I was satisfied, however, with my hygiene regimen and wasn’t really all that interested in actually wearing cologne or perfume in my teens. My only real exposure to scents was my mother’s penchant for musks, which creep me out, and my grandmother’s hankering for rose, which I therefore associated with the grey hair set. At one point I was gifted with a twin set of Jean Nate body lotion and after bath splash. I was perplexed. Is it age appropriate? I had no idea because I’d never seen an ad for it, but what the hell, it smelled as good if not better than Secret. It was a real perfume. Rather fresh. Was this to be my signature scent? I still had very little to compare it to, but I would sort that out when I got a little older. I continued to blast more holes in the ozone for a few more years.

By the time I hit the punk scene I still hadn’t discovered an appreciation for olfactory accoutrements – besides, by spending so much time in bars and clubs I felt I was already marinating in Eau de Pale Ale and L’Air de Stale Tabac. An average night out presented itself with a plethora of scintillating scents given the establishments frequented in the scene. One can never be disappointed by a lack of Mosh Pit odor offerings that usually come complete with plenty of precipitation. Depending on the band playing, DOA for example, it was sometimes wise to bring an umbrella. Other notable nasal delights haunted many clubs, including the glamorous backstage of puke-tinged carpets and sofas and a fragrant mix of urine and aged beer kept the air well lit. No amount of Jean Nate is going to cover that up. Even Prince Matchabelli is no match for it.

Mine was not usually an Aviance night, and much imbibing manufactured a by-product of its own and rendered one’s pores the escape route the next day. The synergistic effect of alcohol, hairspray and cheap perfume absorption made me highly flammable. Cigarette smoking would prove to be a very risky habit. In fact avoiding open flames after a night out was a prudent choice.
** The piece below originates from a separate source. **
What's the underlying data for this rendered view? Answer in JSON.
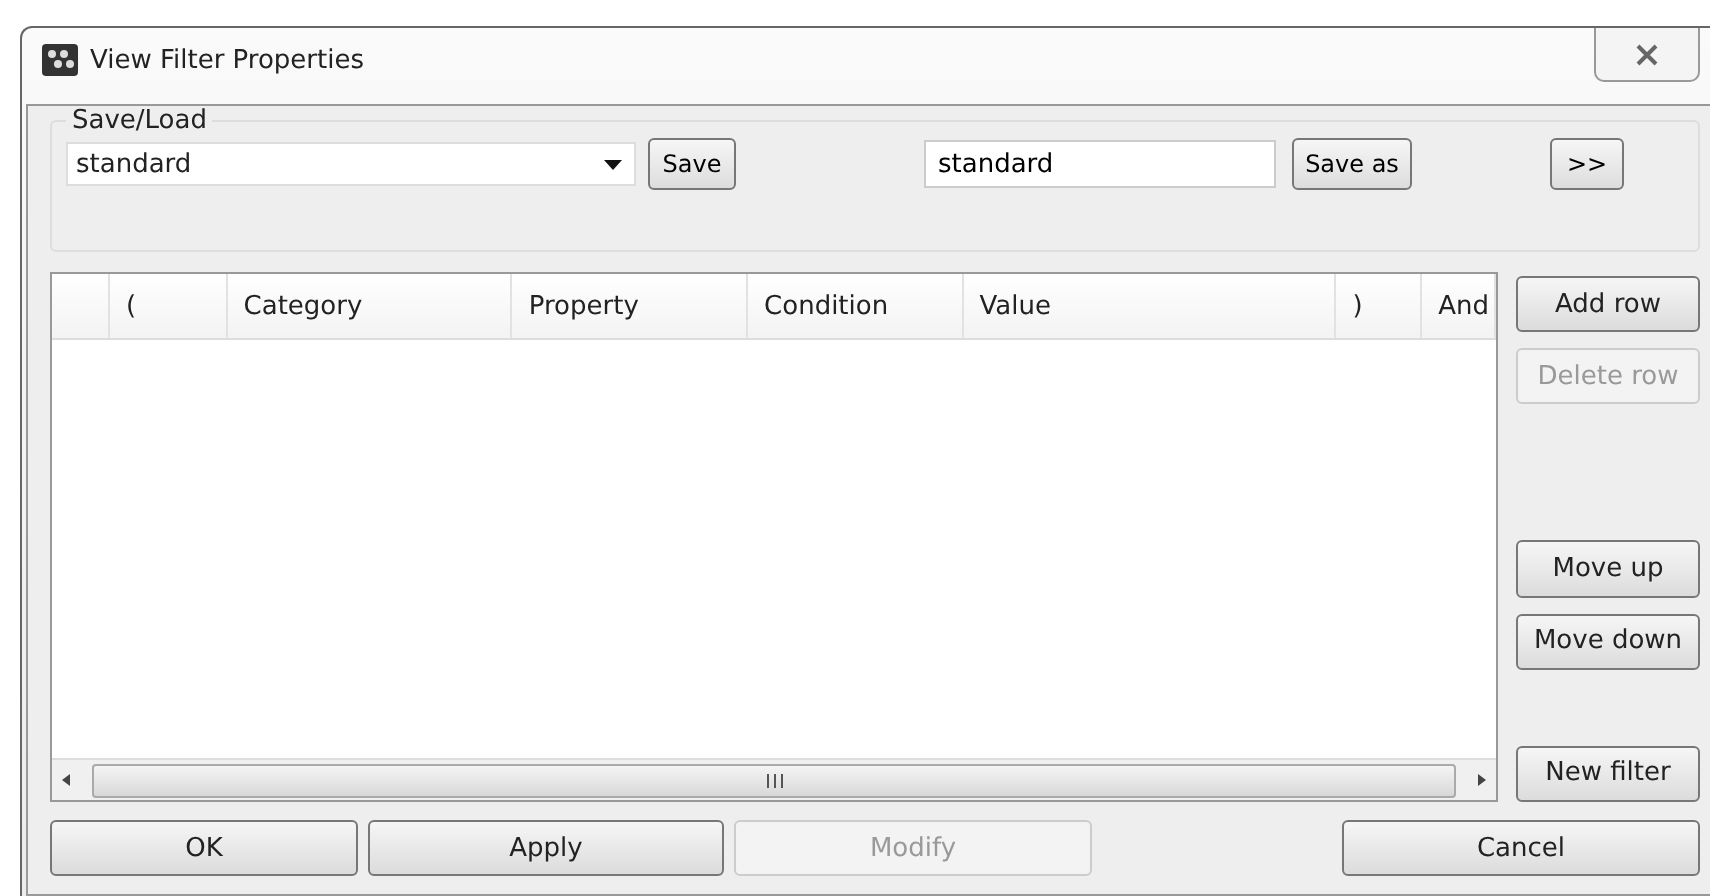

Life lesson tip: Definitely do not bend down and try to light your smoke on the gas range when you stumble into the kitchen.

It wasn’t until I moved to Toronto in 1981 when one of my more flamboyant male friends introduced me to the popular men’s cologne, Halston Z-14, a force to be reckoned with. It sounds like a sports car but it has a wonderful woodsy smell. I would douse myself with it whenever I visited my pal, Michael. Why wasn’t there cologne for women that didn’t always include sweet feminine notes? Maybe just the sheer act of ignoring gender specific products is in essence a punk scent statement. But it’s important to note that a gal must be able to make the distinction between men’s cologne and aftershave. No lady should smell like she has just shaved her face. 

Later in the 1980s Calvin Klein came out with CK One, a unisex cologne. Nowadays there is no shortage of high-end ‘bi-scentuals’ from various houses such as Cartier and Guerlain. I continued to experiment with all types of perfumes. Some favorites were classics like Nina Ricci’s L’Air du Temps and Estee Lauder’s Pleasures. But when the mood strikes I’ll still mix it up with certain men’s colognes (hold the Brut 33).

It’s been a long time since I deployed an aerosol can of Secret. In fact, I don’t even know if they are still legal. After continually mixing up my Secret with Final Net hairspray, (one is a little stickier than the other), I’ve left the ozone alone and I have been using stick deodorants, still loaded with toxins, but somewhere my old grade 8 class thanks me. At this point my system is steeped in so much aluminum chlorohydrate I’ll be dedicating my body to recycle as coke cans. It’s the least I can do.